- El TCU investiga la transferencia de R$ 5,7 mil millones al FGO para el Desenrola 2.0.
- Los recursos no están sujetos a los límites de gasto del presupuesto federal, que restringe el crecimiento a un 2,5% anual.
- El gobierno ha bloqueado R$ 23,7 mil millones del presupuesto de los ministerios para cumplir con las restricciones fiscales.
- La ley 14.973 de 2024 estipula que los fondos no reclamados deberían ir a la tesorería nacional, pero esto fue revocado por una medida provisional.
- El Ministerio de Hacienda defiende el uso de estos fondos como privados, argumentando que benefician tanto al gobierno como a las instituciones financieras.
- La falta de transparencia en la gestión de estos recursos podría afectar la confianza en la administración fiscal de Brasil.
El Tribunal de Cuentas de la Unión (TCU) de Brasil ha iniciado una investigación sobre la transferencia de fondos no reclamados de trabajadores, que se encuentran en los bancos, hacia un fondo destinado a respaldar el programa Desenrola 2.0. Este programa, lanzado por el gobierno de Lula, busca facilitar la renegociación de deudas de los trabajadores en un año electoral. Hasta la fecha, se han transferido R$ 5,7 mil millones al Fondo de Garantía de Operaciones (FGO), un fondo privado que también recibe aportes del gobierno, lo que plantea interrogantes sobre la legalidad y la transparencia de estas operaciones.
La controversia surge porque estos recursos no están sujetos a los límites de gasto establecidos por el presupuesto federal, que restringe el crecimiento del gasto a un máximo del 2,5% anual, ajustado por inflación. Si estos fondos se incluyeran formalmente en el presupuesto, el gobierno tendría que recortar gastos en otras áreas, lo que complicaría aún más la gestión fiscal en un año electoral, donde la presión por mantener el apoyo popular es alta. En el último mes, el gobierno ya ha bloqueado R$ 23,7 mil millones del presupuesto de los ministerios para cumplir con estas restricciones.
La auditoría del TCU se centra en el tratamiento contable y financiero de estos fondos, de acuerdo con la ley 14.973 de 2024, que estipula que, tras el plazo de rescate, los recursos deberían ser transferidos a la tesorería nacional.
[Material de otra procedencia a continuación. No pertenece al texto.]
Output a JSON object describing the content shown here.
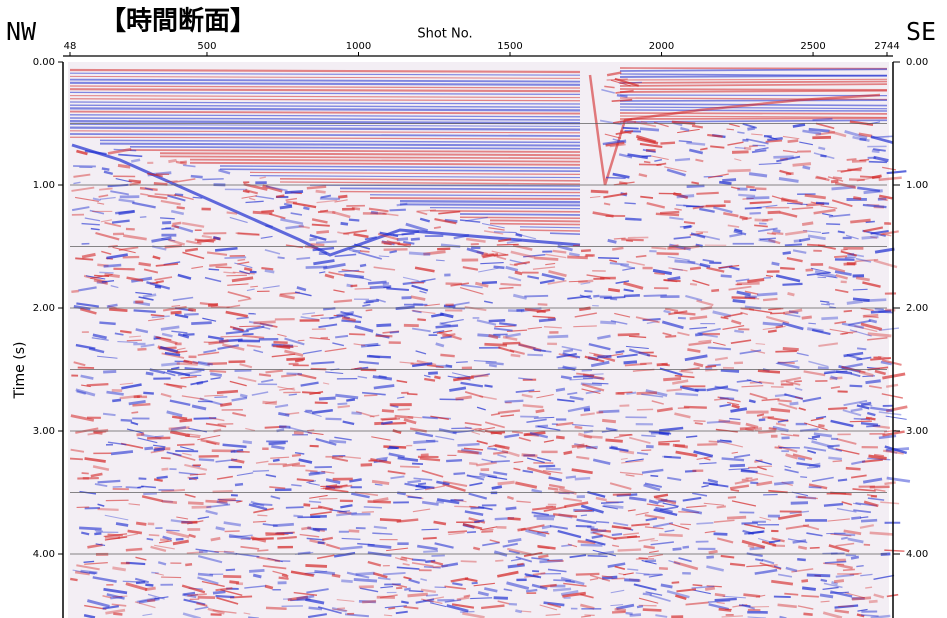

Sin embargo, una medida provisional relacionada con el Desenrola 2.0 ha revocado este requisito, permitiendo que los fondos se utilicen sin pasar por el presupuesto, lo que ha generado críticas sobre la falta de transparencia y el riesgo de un "presupuesto paralelo".
El Ministerio de Hacienda ha defendido el uso de estos recursos, argumentando que son fondos privados que mantendrán su estatus incluso después de ser transferidos al FGO. Además, el gobierno sostiene que el Desenrola 2.0 es una colaboración entre el sector público y privado, donde las instituciones financieras también se benefician al aumentar las posibilidades de recuperación de préstamos que, de otro modo, serían incobrables. Sin embargo, la falta de claridad en la gestión de estos recursos podría erosionar la confianza en la administración fiscal del país.
A medida que avanza la investigación del TCU, es crucial monitorear cómo el gobierno responderá a las preocupaciones sobre la transparencia y la legalidad de estas operaciones. La situación podría influir en la percepción del mercado sobre la estabilidad fiscal de Brasil y, por ende, afectar la confianza de los inversores. Además, la evolución de este caso podría tener repercusiones en la política fiscal del país y en la relación del gobierno con el Congreso, especialmente en un año electoral donde las decisiones financieras son especialmente sensibles.